Cleidiana Ramos, do A TARDE
Fernando Amorim / Agência A Tarde
Ialorixá Jaciara Santos comemora decisão da Justiça
Os herdeiros da ialorixá baiana Gildásia dos Santos e Santos, a mãe Gilda, ganharam mais um round da luta travada com a Igreja Universal do Reino de Deus (Iurd). O Superior Tribunal de Justiça (STJ) condenou a igreja a indenizar os filhos e o marido da sacerdotisa do candomblé por danos morais.
Segundo profissionais da área de direito, é a primeira vez que o STJ decide sobre uma ação que envolve intolerância religiosa cometida por uma instituição. “O que temos ainda em andamento são processos em que indivíduos isolados cometem o crime. Mas, neste caso, a ação partiu de forma institucionalizada, ou seja, por um órgão pertencente à Iurd, no caso, a Folha Universal”, explica o promotor de justiça Almiro Sena. Ele é o titular da Promotoria de Justiça de Combate ao Racismo e à Intolerância Religiosa, criada há 11 anos e de forma pioneira pelo Ministério Público da Bahia.
Pela decisão do STJ, os herdeiros, em conjunto, vão receber pouco mais de R$ 145 mil, cabendo R$ 20.750 para cada um. Segundo um dos advogados dos herdeiros, Maurício Araújo, o valor será corrigido, tendo como parâmetro o ano de 1999, quando aconteceu a ofensa. Desta forma, a indenização ficará em cerca de R$ 400 mil. Ainda cabe recurso de ambas as partes. Neste caso, o julgamento será feito pelo chamado “pleno” do tribunal. A atual sentença foi dada pela Quarta Turma.
O total fixado pelo STJ ficou abaixo da indenização de R$ 1,3 milhão estabelecida na sentença do juiz Clésio Rômulo, da 17ª Vara Cível da Bahia, em 2004. Um ano depois, o Tribunal de Justiça da Bahia (TJ) fixou um novo valor: R$ 960 mil.
“O valor dado pelo STJ está bem abaixo do que pretendíamos, mas comemoramos a condenação histórica. O STJ reconheceu a intolerância religiosa praticada pela Iurd”, explica Araújo. Segundo o advogado, os herdeiros apresentarão recurso para contestar o valor. “Vamos aguardar a publicação da sentença, que deve ocorrer a partir da próxima terça”, comenta.

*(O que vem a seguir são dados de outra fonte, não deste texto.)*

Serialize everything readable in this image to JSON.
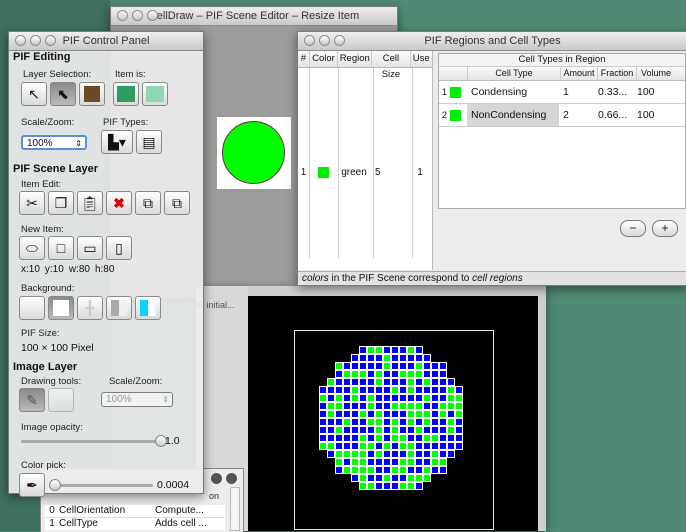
{
  "colors": {
    "desktop": "#4f8b74",
    "cell_blue": "#0000ff",
    "cell_green": "#00ff00",
    "accent_cyan": "#00d8ff"
  },
  "scene_editor": {
    "title": "CellDraw – PIF Scene Editor – Resize Item"
  },
  "lower_window": {
    "partial_label": "IF initial...",
    "header_frag": "on"
  },
  "control_panel": {
    "title": "PIF Control Panel",
    "pif_editing": "PIF Editing",
    "layer_selection": "Layer Selection:",
    "item_is": "Item is:",
    "scale_zoom": "Scale/Zoom:",
    "pif_types": "PIF Types:",
    "zoom_value": "100%",
    "scene_layer": "PIF Scene Layer",
    "item_edit": "Item Edit:",
    "new_item": "New Item:",
    "coords": {
      "x": "x:10",
      "y": "y:10",
      "w": "w:80",
      "h": "h:80"
    },
    "background": "Background:",
    "pif_size": "PIF Size:",
    "pif_size_value": "100 × 100 Pixel",
    "image_layer": "Image Layer",
    "drawing_tools": "Drawing tools:",
    "image_scale_zoom": "Scale/Zoom:",
    "image_zoom_value": "100%",
    "image_opacity": "Image opacity:",
    "opacity_value": "1.0",
    "color_pick": "Color pick:",
    "color_pick_value": "0.0004"
  },
  "regions": {
    "title": "PIF Regions and Cell Types",
    "headers": {
      "num": "#",
      "color": "Color",
      "region": "Region",
      "cell_size": "Cell Size",
      "use": "Use"
    },
    "row": {
      "num": "1",
      "region": "green",
      "cell_size": "5",
      "use": "1"
    },
    "sub_title": "Cell Types in Region",
    "sub_headers": {
      "cell_type": "Cell Type",
      "amount": "Amount",
      "fraction": "Fraction",
      "volume": "Volume"
    },
    "cell_types": [
      {
        "num": "1",
        "name": "Condensing",
        "amount": "1",
        "fraction": "0.33...",
        "volume": "100"
      },
      {
        "num": "2",
        "name": "NonCondensing",
        "amount": "2",
        "fraction": "0.66...",
        "volume": "100"
      }
    ],
    "remove_btn": "−",
    "add_btn": "+",
    "status": {
      "a": "colors",
      "b": " in the PIF Scene correspond to ",
      "c": "cell regions"
    }
  },
  "plugin_table": {
    "rows": [
      {
        "num": "0",
        "name": "CellOrientation",
        "val": "Compute..."
      },
      {
        "num": "1",
        "name": "CellType",
        "val": "Adds cell ..."
      }
    ]
  }
}
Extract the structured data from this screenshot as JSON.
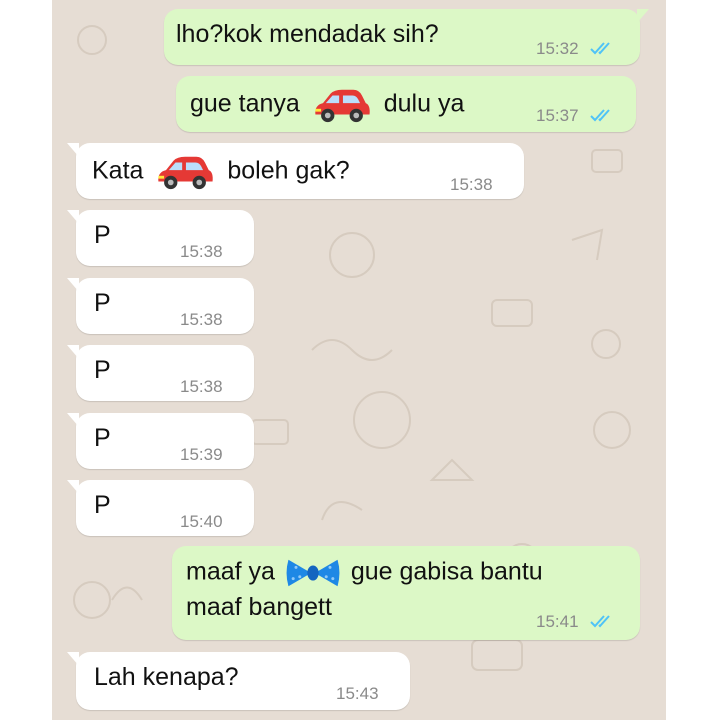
{
  "colors": {
    "chat_background": "#e6ddd4",
    "outgoing_bubble": "#dcf8c6",
    "incoming_bubble": "#ffffff",
    "read_ticks": "#4fc3f7",
    "timestamp": "#8a8a8a"
  },
  "messages": [
    {
      "direction": "outgoing",
      "text": "lho?kok mendadak sih?",
      "time": "15:32",
      "status": "read"
    },
    {
      "direction": "outgoing",
      "text_before": "gue tanya",
      "emoji": "car-emoji",
      "text_after": "dulu ya",
      "time": "15:37",
      "status": "read"
    },
    {
      "direction": "incoming",
      "text_before": "Kata",
      "emoji": "car-emoji",
      "text_after": "boleh gak?",
      "time": "15:38"
    },
    {
      "direction": "incoming",
      "text": "P",
      "time": "15:38"
    },
    {
      "direction": "incoming",
      "text": "P",
      "time": "15:38"
    },
    {
      "direction": "incoming",
      "text": "P",
      "time": "15:38"
    },
    {
      "direction": "incoming",
      "text": "P",
      "time": "15:39"
    },
    {
      "direction": "incoming",
      "text": "P",
      "time": "15:40"
    },
    {
      "direction": "outgoing",
      "text_before": "maaf ya",
      "emoji": "bow-tie-emoji",
      "text_after": "gue gabisa bantu",
      "text_line2": "maaf bangett",
      "time": "15:41",
      "status": "read"
    },
    {
      "direction": "incoming",
      "text": "Lah kenapa?",
      "time": "15:43"
    }
  ]
}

Na avaliação de Maurício Araújo, o STJ seguiu uma padronização de valores que costuma adotar. “A meu ver, a indenização poderia ser mais alta por conta da peculiaridade do dano”, avalia Araújo. Em casos de danos morais, a legislação estabelece pisos específicos para evitar situações, como por exemplo, enriquecimento a partir da ação.

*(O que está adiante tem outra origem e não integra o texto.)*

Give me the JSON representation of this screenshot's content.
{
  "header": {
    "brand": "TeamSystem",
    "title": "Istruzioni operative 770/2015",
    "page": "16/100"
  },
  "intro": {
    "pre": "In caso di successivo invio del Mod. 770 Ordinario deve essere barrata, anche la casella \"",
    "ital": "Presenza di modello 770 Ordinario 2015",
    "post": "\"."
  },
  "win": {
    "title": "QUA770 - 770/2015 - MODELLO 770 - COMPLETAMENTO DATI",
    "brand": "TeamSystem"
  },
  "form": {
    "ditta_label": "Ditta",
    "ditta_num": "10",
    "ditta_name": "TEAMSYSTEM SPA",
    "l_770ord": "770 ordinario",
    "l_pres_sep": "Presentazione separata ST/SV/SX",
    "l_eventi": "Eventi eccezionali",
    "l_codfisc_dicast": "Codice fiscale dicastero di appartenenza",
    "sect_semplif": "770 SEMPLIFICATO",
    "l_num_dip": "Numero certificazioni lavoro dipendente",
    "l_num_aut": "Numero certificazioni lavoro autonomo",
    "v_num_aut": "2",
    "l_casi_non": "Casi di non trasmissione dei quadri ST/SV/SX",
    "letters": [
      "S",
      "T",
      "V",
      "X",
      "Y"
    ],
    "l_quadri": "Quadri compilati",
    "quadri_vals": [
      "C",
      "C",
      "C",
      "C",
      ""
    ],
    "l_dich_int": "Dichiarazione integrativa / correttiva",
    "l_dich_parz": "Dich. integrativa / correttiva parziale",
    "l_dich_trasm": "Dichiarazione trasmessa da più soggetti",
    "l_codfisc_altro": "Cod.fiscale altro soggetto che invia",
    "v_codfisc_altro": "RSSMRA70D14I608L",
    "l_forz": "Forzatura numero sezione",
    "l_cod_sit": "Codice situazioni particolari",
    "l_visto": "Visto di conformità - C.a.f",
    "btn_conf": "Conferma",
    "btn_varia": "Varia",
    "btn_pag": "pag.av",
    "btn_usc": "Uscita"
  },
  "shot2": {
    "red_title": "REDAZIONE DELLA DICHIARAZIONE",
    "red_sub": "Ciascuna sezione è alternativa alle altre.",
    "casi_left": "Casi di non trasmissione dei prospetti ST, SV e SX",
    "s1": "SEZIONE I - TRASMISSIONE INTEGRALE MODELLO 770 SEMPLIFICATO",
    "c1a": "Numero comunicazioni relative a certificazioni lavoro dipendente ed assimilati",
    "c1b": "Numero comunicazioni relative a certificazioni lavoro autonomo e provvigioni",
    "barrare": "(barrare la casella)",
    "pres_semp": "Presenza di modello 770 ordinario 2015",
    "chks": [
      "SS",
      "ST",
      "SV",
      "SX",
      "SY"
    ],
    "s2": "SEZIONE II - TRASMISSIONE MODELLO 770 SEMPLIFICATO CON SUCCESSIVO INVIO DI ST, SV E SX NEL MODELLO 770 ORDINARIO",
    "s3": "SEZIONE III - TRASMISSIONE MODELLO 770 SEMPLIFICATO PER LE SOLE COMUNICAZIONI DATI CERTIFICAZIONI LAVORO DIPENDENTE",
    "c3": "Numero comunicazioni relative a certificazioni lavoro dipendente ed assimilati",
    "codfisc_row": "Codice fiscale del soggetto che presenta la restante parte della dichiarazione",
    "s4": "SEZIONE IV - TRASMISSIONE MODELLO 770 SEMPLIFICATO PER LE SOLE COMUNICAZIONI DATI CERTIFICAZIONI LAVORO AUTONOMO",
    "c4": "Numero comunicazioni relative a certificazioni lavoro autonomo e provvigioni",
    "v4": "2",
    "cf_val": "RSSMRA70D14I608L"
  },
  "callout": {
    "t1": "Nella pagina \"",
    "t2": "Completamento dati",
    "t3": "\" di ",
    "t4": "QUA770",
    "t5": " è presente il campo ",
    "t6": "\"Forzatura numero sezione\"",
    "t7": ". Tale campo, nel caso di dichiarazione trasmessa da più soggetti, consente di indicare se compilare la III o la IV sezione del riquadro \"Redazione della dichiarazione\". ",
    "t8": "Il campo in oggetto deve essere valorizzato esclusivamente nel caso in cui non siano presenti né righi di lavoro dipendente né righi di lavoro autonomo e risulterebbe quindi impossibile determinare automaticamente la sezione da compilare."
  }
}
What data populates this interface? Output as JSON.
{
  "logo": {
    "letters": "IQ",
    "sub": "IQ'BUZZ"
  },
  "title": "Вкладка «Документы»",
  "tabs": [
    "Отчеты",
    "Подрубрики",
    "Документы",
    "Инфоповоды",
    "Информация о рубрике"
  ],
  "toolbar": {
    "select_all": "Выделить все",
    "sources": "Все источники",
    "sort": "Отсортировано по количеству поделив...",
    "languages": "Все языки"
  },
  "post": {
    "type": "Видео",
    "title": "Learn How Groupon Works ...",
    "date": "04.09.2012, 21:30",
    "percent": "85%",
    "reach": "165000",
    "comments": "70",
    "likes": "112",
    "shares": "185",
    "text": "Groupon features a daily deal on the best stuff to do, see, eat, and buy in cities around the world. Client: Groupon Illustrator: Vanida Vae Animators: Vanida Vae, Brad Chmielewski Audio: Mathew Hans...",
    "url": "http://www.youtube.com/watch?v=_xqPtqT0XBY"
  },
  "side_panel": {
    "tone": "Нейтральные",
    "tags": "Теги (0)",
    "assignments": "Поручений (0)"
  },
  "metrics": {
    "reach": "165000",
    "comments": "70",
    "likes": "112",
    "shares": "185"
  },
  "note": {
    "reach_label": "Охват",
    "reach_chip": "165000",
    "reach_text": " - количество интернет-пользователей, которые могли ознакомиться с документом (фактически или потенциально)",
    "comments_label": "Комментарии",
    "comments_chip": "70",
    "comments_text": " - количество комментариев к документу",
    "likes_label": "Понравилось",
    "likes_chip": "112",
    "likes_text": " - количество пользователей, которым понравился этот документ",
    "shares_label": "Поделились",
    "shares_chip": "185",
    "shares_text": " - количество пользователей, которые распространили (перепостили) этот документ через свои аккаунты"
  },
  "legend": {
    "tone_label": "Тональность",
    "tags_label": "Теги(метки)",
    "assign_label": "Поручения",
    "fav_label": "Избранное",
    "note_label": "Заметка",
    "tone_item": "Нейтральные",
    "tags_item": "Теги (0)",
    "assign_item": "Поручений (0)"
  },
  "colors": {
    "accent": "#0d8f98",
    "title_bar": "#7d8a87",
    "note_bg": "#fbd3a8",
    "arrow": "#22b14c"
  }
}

A TARDE entrou em contato com a assessoria de comunicação da Iurd, que fica em São Paulo. Foram obedecidas todas as exigências feitas pela assessoria para a obtenção de resposta da igreja – envio de e-mail formal, com detalhamento do assunto. Ao final do prazo, a assessoria informou que a direção da Iurd não deu nenhum tipo de resposta sobre o pedido da reportagem.
LUTA – A origem da ação judicial contra a Iurd foi a publicação, em 1999, de uma foto da mais alta sacerdotisa do terreiro Ilê Axé Abassá de Ogum, localizado em Itapuã, numa reportagem da Folha Universal intitulada "Macumbeiros charlatões lesam o bolso e a vida dos clientes".
Mãe Gilda morreu de infarto em 21 de janeiro de 2000, um dia após assinar a procuração para a abertura do processo. “Minha mãe tinha a saúde fragilizada e piorou depois do choque de ver sua foto na reportagem”, conta a ialorixá Jaciara Santos, filha biológica e sucessora de mãe Gilda no comando do terreiro. Embora considere baixo o valor da indenização concedida pelo STJ, ela afirma que a decisão tem um forte simbolismo.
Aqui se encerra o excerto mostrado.